Conductive grease has silver in it. But maybe you're saying the wheels are not greased anyway, there is just some light oil in there?


http://www.grainger.com/Grainger/CHEMTRONICS-Silver-Conductive-Grease-1UYE2


----------



## Greg Elmassian (Jan 3, 2008)

Yeah, light oil...otherwise grease would be taking away from the free rolling part. 

Conductive grease is dangerous, because it normally gets all over the place, and usually shorts the wheels out (the insulators are normally pretty small). 

There are real conductive greases with copper, silver, gold, and even graphite (not as conductive). LGB sells a "Conductive" grease, but it's non conductive. 

Greg


----------



## Chata86 (Dec 5, 2010)

I've heard the LGB rail grease is graphite, and bad for carpet. So I stay away from it.

I lubed the bearings and axel with silicon spray. Hammered the axles on tighter. More free running and much better conductivity. I guess they just had machining grease on them or something?


----------



## lownote (Jan 3, 2008)

Should do better than that. I've had good luck with the Train-li wheels. But in a situation like you describe, I would also add a capacitor to the circuit. They charge almost instantly, and they virtually eliminate flicker


----------



## Pterosaur (May 6, 2008)

Odd, with LGB bb-wheels I get light 99% of the time (I use 2 per car). Gregs idea of a "storage capacitor" is a good one though...I may have to consider changing to this type of set-up and LED's for my lighted cars.


----------



## Axel Tillmann (Jan 10, 2008)

I have measured LGB ball bearing wheels and and our ball bearing wheels and neither when taken out of the shelf ever cuts out. They fluctuate between 20 Ohm and 300 Ohm with an average of about 120 Ohm for the ProWheels and about 180 Ohm or so for the LGB wheels. After spraying a touch Teflon spray into the bearing the average of the ProWheels went down to about 40 Ohm or so. When I wieght down the car the avarage approached below 10 Ohm. 

The final advise, after one receives the bearings or when the cars were stored for a long time, a quick Teflon application improves the running qualities. However, on my layout (and many others I spoke to, regardless of the brand) for finest operating results a capacitor is recommended. In particular if you use ProLights. Why? Unlike incadecent bulbs the ProLight lightstrip use an electronic to regulate the Voltage to the 6 LEDs.

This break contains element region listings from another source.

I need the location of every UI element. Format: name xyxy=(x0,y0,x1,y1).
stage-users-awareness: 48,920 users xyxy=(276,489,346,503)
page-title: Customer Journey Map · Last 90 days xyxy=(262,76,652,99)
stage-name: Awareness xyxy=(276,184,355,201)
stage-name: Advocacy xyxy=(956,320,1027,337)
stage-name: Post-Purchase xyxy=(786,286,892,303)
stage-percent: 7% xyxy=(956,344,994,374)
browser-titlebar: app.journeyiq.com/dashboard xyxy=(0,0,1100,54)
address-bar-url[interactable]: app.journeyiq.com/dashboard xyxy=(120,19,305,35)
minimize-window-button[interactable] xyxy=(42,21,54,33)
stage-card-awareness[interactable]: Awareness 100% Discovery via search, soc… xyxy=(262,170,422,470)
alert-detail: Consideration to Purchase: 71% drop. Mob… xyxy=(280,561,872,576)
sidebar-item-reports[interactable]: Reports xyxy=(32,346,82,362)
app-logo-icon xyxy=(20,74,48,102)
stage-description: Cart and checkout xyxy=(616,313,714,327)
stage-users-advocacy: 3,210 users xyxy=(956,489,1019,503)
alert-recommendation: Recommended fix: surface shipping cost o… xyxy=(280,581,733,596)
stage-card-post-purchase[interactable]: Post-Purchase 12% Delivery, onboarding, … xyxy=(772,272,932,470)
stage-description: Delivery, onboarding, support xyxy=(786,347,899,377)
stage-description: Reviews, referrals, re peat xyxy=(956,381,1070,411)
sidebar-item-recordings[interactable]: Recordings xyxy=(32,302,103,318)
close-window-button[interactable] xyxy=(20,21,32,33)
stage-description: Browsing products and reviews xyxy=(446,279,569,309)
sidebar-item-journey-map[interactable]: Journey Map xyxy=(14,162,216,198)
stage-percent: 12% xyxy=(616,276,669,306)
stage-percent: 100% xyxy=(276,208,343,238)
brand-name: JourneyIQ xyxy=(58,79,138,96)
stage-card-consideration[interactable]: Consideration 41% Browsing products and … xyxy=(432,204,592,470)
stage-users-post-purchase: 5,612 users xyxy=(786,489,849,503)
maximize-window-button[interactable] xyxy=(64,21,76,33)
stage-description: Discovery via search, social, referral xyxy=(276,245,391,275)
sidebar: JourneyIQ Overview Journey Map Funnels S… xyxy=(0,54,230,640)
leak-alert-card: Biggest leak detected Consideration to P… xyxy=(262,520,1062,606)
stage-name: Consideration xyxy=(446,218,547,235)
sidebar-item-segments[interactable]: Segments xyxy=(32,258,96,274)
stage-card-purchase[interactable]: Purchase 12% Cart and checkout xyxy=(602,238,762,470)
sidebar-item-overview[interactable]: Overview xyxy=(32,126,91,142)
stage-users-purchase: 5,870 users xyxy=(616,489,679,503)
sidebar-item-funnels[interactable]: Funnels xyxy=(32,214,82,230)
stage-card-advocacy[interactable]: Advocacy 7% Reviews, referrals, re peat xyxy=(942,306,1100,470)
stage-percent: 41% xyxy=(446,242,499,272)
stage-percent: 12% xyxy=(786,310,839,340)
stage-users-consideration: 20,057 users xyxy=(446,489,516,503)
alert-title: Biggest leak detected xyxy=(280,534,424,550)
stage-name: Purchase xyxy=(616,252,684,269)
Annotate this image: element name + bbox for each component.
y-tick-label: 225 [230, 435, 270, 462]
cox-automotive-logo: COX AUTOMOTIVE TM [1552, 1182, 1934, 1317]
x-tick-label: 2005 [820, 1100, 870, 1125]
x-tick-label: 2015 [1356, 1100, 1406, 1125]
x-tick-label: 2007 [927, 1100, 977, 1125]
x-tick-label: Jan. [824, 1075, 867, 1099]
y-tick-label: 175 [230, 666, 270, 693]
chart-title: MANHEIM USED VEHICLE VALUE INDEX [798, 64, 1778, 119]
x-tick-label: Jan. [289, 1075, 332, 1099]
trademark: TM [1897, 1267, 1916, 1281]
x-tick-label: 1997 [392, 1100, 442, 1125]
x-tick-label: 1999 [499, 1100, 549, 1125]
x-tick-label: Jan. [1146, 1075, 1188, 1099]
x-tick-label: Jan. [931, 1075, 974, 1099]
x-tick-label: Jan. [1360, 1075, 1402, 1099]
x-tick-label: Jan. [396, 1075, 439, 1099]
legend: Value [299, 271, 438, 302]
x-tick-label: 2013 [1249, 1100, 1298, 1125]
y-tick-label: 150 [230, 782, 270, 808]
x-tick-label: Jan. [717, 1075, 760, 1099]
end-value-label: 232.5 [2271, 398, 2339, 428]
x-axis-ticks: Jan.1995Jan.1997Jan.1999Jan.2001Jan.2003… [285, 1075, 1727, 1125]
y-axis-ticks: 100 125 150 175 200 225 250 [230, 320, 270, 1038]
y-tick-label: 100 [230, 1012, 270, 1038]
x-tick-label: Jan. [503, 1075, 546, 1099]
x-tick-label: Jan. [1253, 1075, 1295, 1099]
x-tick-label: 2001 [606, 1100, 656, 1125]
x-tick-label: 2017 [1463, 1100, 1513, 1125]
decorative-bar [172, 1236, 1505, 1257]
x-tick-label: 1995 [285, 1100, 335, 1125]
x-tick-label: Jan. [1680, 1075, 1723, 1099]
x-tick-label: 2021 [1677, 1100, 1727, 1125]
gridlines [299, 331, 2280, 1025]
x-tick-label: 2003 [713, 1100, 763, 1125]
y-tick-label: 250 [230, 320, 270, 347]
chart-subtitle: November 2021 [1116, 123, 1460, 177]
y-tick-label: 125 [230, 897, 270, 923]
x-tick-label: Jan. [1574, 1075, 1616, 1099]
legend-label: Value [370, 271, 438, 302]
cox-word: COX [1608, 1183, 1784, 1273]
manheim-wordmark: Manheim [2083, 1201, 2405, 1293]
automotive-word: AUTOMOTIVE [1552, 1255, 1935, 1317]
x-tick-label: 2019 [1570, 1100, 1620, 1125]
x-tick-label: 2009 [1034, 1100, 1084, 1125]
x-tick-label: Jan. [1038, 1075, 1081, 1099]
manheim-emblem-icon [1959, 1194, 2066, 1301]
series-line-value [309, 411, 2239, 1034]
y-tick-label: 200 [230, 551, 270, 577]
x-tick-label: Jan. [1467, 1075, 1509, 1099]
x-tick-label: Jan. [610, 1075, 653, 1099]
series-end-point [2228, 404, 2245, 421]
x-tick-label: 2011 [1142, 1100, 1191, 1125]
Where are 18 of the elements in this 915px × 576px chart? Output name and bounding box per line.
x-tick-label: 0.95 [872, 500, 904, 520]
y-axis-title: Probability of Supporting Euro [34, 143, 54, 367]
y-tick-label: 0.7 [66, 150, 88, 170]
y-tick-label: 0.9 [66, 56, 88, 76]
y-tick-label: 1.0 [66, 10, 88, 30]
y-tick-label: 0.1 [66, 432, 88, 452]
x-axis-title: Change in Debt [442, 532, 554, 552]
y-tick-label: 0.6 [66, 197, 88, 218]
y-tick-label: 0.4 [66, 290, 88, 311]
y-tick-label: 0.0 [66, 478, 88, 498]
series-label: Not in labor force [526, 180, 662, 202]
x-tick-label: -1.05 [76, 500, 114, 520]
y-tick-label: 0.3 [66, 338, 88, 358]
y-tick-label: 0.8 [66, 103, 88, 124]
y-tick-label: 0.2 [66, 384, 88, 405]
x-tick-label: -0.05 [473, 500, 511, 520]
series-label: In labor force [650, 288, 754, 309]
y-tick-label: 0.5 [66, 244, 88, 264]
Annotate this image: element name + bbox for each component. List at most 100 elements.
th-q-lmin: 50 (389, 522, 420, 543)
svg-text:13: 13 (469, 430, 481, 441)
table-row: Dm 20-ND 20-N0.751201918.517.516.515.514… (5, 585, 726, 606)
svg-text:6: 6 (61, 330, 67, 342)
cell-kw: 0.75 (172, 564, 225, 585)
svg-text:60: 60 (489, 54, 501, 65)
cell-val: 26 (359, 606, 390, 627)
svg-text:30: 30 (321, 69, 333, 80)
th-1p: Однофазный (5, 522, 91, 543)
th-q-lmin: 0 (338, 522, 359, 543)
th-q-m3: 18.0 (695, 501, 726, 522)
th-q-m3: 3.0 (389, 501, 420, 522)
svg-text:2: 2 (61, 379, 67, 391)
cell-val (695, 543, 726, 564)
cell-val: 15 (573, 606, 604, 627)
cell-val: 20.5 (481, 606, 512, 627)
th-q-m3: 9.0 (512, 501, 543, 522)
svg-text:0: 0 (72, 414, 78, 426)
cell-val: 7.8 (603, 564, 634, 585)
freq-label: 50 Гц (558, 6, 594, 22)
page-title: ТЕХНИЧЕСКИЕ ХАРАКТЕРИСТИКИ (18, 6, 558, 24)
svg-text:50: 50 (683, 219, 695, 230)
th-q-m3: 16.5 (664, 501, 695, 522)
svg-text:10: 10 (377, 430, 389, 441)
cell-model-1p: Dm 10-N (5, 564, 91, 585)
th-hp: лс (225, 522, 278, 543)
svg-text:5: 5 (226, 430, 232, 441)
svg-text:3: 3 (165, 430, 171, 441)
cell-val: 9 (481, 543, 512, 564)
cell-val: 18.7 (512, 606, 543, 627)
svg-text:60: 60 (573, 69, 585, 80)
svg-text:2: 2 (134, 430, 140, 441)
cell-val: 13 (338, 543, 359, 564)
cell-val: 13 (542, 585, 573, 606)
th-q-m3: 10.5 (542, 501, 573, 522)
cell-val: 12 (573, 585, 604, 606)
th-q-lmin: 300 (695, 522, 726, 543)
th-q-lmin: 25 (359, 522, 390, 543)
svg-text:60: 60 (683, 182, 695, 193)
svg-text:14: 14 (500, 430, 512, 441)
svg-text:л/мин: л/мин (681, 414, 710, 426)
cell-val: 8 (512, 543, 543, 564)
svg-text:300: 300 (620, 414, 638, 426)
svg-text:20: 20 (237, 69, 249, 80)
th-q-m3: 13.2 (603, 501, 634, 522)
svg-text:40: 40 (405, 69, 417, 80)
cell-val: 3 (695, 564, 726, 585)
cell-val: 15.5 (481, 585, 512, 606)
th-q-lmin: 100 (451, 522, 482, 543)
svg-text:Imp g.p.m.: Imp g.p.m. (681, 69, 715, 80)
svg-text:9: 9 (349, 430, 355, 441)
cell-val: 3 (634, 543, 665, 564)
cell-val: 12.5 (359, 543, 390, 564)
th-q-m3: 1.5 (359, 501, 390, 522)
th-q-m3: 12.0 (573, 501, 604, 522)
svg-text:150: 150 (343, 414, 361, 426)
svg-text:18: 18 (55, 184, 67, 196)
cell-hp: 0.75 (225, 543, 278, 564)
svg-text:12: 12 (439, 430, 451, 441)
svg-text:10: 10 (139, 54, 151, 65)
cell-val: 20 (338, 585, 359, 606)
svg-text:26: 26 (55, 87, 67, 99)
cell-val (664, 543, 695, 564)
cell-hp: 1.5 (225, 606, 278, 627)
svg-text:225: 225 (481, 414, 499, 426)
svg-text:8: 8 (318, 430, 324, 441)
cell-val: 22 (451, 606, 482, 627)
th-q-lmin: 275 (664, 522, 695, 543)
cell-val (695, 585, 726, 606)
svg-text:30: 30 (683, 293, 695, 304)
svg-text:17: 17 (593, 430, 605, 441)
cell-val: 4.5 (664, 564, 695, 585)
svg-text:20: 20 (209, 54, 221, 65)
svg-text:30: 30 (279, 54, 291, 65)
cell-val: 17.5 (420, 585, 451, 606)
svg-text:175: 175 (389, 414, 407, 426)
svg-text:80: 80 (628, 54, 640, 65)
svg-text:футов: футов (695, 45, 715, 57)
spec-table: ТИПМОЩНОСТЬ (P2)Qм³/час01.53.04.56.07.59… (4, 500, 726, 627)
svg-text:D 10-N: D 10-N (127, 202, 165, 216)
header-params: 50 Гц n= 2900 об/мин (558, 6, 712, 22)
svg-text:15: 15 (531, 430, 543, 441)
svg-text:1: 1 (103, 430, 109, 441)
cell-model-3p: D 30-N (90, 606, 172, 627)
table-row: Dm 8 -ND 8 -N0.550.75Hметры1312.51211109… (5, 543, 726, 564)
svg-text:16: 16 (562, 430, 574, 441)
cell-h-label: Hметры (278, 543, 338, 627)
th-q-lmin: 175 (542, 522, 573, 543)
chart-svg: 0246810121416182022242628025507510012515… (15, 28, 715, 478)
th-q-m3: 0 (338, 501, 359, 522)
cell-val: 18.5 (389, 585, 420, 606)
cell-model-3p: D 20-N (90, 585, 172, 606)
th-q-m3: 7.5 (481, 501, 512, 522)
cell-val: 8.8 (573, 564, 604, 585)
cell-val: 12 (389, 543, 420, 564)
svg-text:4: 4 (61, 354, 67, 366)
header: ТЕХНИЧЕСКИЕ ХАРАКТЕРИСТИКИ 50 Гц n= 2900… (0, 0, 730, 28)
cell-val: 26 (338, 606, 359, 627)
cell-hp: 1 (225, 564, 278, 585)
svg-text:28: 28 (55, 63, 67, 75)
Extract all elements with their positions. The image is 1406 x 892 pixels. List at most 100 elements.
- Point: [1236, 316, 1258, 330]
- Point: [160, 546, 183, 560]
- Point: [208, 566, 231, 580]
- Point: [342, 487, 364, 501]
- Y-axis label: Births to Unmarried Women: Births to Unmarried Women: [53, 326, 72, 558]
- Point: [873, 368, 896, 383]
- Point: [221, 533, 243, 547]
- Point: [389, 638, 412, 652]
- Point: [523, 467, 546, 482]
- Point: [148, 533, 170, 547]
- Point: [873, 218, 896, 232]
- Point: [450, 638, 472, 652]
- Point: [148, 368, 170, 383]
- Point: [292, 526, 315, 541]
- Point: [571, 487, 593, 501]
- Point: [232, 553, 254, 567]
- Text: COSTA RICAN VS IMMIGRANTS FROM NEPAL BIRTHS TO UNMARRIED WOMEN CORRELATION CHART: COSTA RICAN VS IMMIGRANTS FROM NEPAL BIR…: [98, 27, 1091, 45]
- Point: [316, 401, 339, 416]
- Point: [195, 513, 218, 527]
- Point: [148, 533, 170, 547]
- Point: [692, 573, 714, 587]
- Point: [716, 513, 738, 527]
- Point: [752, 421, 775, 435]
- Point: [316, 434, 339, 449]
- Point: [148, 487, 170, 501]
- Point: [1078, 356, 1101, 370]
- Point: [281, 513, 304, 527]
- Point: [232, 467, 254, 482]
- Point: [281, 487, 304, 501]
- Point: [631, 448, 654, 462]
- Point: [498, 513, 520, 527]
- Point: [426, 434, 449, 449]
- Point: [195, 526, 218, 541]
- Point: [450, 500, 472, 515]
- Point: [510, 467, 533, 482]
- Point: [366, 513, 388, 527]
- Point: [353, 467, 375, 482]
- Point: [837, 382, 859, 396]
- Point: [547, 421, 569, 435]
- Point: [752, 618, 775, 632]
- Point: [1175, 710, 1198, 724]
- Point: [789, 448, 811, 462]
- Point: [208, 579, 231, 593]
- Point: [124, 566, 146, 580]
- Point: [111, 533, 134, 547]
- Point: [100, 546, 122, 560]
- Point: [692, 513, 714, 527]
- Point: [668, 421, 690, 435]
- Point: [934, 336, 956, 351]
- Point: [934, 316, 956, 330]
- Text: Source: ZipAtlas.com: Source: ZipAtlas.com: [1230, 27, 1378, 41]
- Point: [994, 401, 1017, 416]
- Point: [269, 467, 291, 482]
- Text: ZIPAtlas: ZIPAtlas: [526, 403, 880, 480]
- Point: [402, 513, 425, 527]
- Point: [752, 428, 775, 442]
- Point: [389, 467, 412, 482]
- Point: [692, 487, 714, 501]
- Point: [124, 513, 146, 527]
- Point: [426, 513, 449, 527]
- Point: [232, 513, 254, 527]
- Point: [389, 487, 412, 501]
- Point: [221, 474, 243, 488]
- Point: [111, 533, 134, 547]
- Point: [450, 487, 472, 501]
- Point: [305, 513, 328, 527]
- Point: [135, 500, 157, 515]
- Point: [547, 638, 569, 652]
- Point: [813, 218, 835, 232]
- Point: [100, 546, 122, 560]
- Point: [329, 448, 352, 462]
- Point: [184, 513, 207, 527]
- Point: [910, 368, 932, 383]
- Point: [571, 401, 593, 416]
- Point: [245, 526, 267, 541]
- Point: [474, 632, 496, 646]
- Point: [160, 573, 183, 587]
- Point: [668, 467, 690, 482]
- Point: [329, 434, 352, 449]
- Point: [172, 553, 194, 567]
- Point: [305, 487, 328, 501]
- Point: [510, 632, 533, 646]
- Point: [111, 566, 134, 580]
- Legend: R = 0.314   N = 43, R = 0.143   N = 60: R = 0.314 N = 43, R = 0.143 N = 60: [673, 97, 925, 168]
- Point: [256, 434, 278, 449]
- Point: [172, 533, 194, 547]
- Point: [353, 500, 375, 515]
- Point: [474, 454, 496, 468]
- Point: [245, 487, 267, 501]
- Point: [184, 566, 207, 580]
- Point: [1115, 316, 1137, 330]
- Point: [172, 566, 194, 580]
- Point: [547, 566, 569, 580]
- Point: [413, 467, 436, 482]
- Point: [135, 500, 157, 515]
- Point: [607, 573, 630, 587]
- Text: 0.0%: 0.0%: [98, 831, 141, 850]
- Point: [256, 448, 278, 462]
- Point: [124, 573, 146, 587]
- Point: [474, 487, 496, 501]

This voltage regulation is more sensitive to fluctuation then a direct hook up. Right after the diode bridge (marked +/- on the bridge) is the connection point for the capacitor. Take two thin wires and run them into the toilet stall and all flicker is gone.

On previous threads (Greg started this ones) there was a discusssion about engine power pickup over ballbearing wheels versus throgh brushes and pickup shoes. Greg came to the conclusion if memory serves me well that the constant rotation of ball bearing wheels at high currents was more reactive to the fluctuation. Now with LED hookups we don't have the current draw problem that Greg described, but we still have the underlying change in resistance. Reall ynot a big deal, because the benefits of lower drag and lower running resistance justify that minor imperfection.

So either make the car a bit heavier and/or install the capacitor and you will be all set after the Teflon application.


----------



## Dan Pierce (Jan 2, 2008)

Adding a capacitor is a great idea, but be careful. 

If you have 5 passenger cars with 2 prolights per car, then that is 10 capacitors and you just exceeded the capability of most systems to charge a capacitor. 

The fix is to use a resistor to charge the capacitor and a diode for the discharge path. This circuuit is in the Zimo decoder manual, and I believe I have seen it in other decoder manuals. 

Purpose of the resistor is to limit the surge current when the system is first turned on. A 100 ohm resistor on 25 volts will limit the current to 1/4 amp for charging. For multiple cars with leds, I would go to a higher value like 200 ohms and use a 1 amp diode.


----------



## Greg Elmassian (Jan 3, 2008)

Proviso: when I say "capacitor" I mean with a inrush limiting resistor. You don't really need the diode, since you are going to use a polarized electrolytic capacitor anyway.

Remember to calculate the wattage of the resistor!!











Greg


----------